S’engager, c’est l’acte grave et lumineux par lequel un être humain se lie à quelque chose de plus grand que lui : une idée, une cause, une communauté, une vérité. C’est refuser la légèreté cynique de celui qui ne croit plus en rien. C’est se tenir debout, même lorsque l’indifférence se fait norme et que le confort devient idole.
L’engagement est le contraire de la passivité, de cette torpeur contemporaine qui anesthésie les consciences. Il est un sursaut d’âme. Il est flamme intérieure. Il est ce moment secret où l’être choisit de ne plus se regarder vivre, mais d’habiter son existence, pleinement, courageusement, parfois douloureusement.
La constance dans l’épreuve, la fidélité aux valeurs, le dévouement sans calcul, le silence de l’action quand d’autres se perdent dans les bavardages – c’est s’engager, c’est se risquer à déplaire, à perdre, à échouer — mais préférer ces risques à la stérilité de l’inaction.
Dans une société qui glorifie l’instant et le zapping, l’engagement enseigne la durée, la profondeur, la construction. Il forge des hommes et des femmes reliés, non emportés. Il fait naître non des consommateurs d’idéaux, mais des serviteurs de sens. Il est à la fois promesse et présence, acte et trace.
L’engagement n’est pas une simple décision volontaire. Ce n’est pas dire « je veux », c’est dire « je me lie », en conscience et en liberté. L’engagement est une alliance intérieure. Il est cette voix qui dit : je tiendrai, même quand il ne sera plus aisé, même quand il ne sera plus glorieux, même quand il ne sera plus commode de tenir.

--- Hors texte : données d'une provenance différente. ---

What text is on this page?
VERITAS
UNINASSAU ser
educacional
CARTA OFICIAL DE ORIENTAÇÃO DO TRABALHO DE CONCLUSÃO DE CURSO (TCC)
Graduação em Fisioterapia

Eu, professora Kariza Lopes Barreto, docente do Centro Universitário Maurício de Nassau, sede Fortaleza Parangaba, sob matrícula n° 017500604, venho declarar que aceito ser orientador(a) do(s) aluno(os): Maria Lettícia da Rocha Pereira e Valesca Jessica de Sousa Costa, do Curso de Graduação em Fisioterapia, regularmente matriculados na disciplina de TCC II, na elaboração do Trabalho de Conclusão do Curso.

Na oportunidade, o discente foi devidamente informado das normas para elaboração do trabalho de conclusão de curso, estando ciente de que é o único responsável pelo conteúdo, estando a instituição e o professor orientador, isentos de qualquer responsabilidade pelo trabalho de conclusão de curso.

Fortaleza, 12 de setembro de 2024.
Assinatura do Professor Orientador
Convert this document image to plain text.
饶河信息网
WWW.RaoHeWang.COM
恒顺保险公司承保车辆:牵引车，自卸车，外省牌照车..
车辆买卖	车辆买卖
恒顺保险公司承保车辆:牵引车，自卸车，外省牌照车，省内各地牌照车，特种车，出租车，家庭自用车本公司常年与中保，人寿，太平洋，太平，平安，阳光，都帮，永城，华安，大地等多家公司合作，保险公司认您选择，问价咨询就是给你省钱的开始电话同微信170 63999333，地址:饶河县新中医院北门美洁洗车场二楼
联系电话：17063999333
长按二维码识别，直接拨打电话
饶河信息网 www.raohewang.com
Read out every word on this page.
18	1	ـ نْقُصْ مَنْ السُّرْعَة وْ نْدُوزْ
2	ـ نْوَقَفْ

Il suppose une éthique de la parole donnée, un sens de l’honneur, une noblesse d’âme. Car s’engager, c’est inscrire son propre nom dans la continuité d’une œuvre, dans la persévérance d’un combat, dans la durée d’un service. C’est refuser de se dissoudre dans l’opinion mouvante. C’est dire : « me voici », lorsque d’autres s’éclipsent.
L’engagement est une manière d’habiter le monde avec verticalité. Il réclame de la lucidité, mais aussi une forme de ferveur. Il ne tolère ni tiédeur, ni hypocrisie.
Il est l’empreinte des êtres de parole et d’action, des bâtisseurs de ponts, des semeurs d’avenir.